Nigeria lost crude oil valued at a staggering N8.41tn to theft and metering deficiencies between 2021 and July 2025, according to the latest data sourced from the Nigerian Upstream Petroleum Regulatory Commission.
Although the regulator celebrated recent progress in reducing daily losses to their lowest levels in nearly 16 years, experts warn that the cumulative economic toll remains devastating and exposes governance failures in the oil sector.
NUPRC’s analysis showed that Nigeria lost 37.6 million barrels of crude in 2021, 20.9 million barrels in 2022, 4.3 million barrels in 2023, 4.1 million barrels in 2024, and 2.04 million barrels between January and July 2025.
Using Statista’s average Brent crude prices, these losses translate to: $2.66bn in 2021 (37.6m barrels at $70.86 each); $2.11bn in 2022 (20.9m barrels at $100.93 each); $355.7m in 2023 (4.3m barrels at $82.49 each); $330.3m in 2024 (4.1m barrels at $80.56 each); and $146.5m in January–July 2025 (2.04m barrels at $71.79 each).

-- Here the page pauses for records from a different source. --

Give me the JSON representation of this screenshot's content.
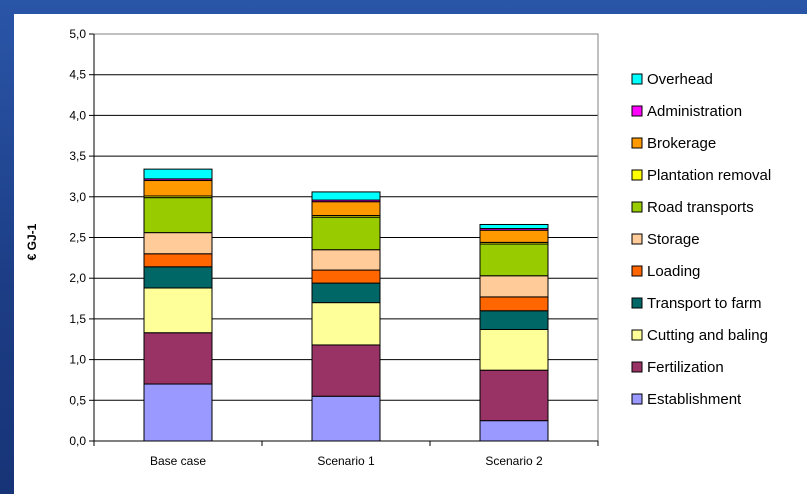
{
  "chart_data": {
    "type": "bar",
    "stacked": true,
    "title": "",
    "xlabel": "",
    "ylabel": "€ GJ-1",
    "ylim": [
      0,
      5
    ],
    "y_ticks": [
      "0,0",
      "0,5",
      "1,0",
      "1,5",
      "2,0",
      "2,5",
      "3,0",
      "3,5",
      "4,0",
      "4,5",
      "5,0"
    ],
    "grid": true,
    "legend_position": "right",
    "categories": [
      "Base case",
      "Scenario 1",
      "Scenario 2"
    ],
    "series": [
      {
        "name": "Establishment",
        "color": "#9999ff",
        "values": [
          0.7,
          0.55,
          0.25
        ]
      },
      {
        "name": "Fertilization",
        "color": "#993366",
        "values": [
          0.63,
          0.63,
          0.62
        ]
      },
      {
        "name": "Cutting and baling",
        "color": "#ffff99",
        "values": [
          0.55,
          0.52,
          0.5
        ]
      },
      {
        "name": "Transport to farm",
        "color": "#006666",
        "values": [
          0.26,
          0.24,
          0.23
        ]
      },
      {
        "name": "Loading",
        "color": "#ff6600",
        "values": [
          0.16,
          0.16,
          0.17
        ]
      },
      {
        "name": "Storage",
        "color": "#ffcc99",
        "values": [
          0.26,
          0.25,
          0.26
        ]
      },
      {
        "name": "Road transports",
        "color": "#99cc00",
        "values": [
          0.43,
          0.4,
          0.39
        ]
      },
      {
        "name": "Plantation removal",
        "color": "#ffff00",
        "values": [
          0.02,
          0.02,
          0.02
        ]
      },
      {
        "name": "Brokerage",
        "color": "#ff9900",
        "values": [
          0.19,
          0.17,
          0.15
        ]
      },
      {
        "name": "Administration",
        "color": "#ff00ff",
        "values": [
          0.02,
          0.02,
          0.02
        ]
      },
      {
        "name": "Overhead",
        "color": "#00ffff",
        "values": [
          0.12,
          0.1,
          0.05
        ]
      }
    ]
  }
}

In total, the losses amounted to $5.61bn, equivalent to N8.41tn at the current exchange rate of about N1,500/$. To put this into perspective, the stolen value could have built 56,074 primary health centres (at N150m each); funded 129,401 classroom blocks (at N65m each); and constructed 10,191 kilometres of roads (at N825m/km).

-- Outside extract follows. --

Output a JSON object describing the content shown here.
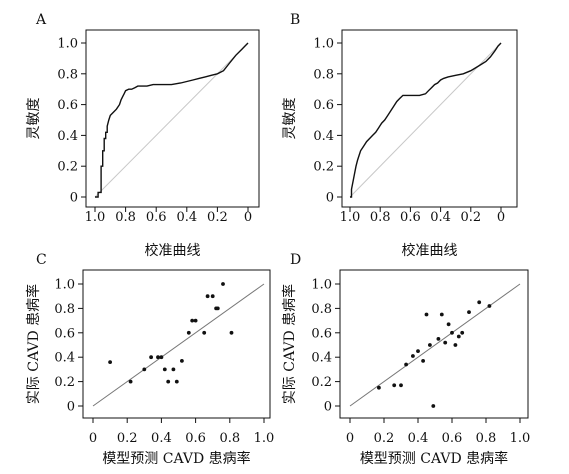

By comparison, the Federal Government allocated just N1tn for 468 road projects in the 2025 budget—barely one-eighth of the value of oil losses in four and a half years. The N8.41tn also exceeds the entire N2.48tn health budget and nearly triples the N3.52tn education budget for 2025.
Energy experts, however, said the sheer scale of past losses highlights the massive development opportunities squandered. United States–based oil and gas consultant Chukwuma Atuanya said while the reduction to 2.04 million barrels in the first seven months of 2025 represents progress, Nigeria still lags behind its production targets.
“The country still needs an additional 400,000 bpd to reach the 2 million bpd target by December 2025. Losses of 9,600 bpd are still significant,” he said. Atuanya credited improvements to intensified military operations, metering upgrades, unmanned surveillance systems, and community involvement. Yet, he warned that theft continues to sap foreign exchange earnings, undermine budgets, weaken the naira, and scare away investors.
“Oil theft causes massive revenue losses and budget underperformance. It fuels currency devaluation and economic instability. It also discourages investment, since uncertainty over actual export volumes undermines confidence,” he explained.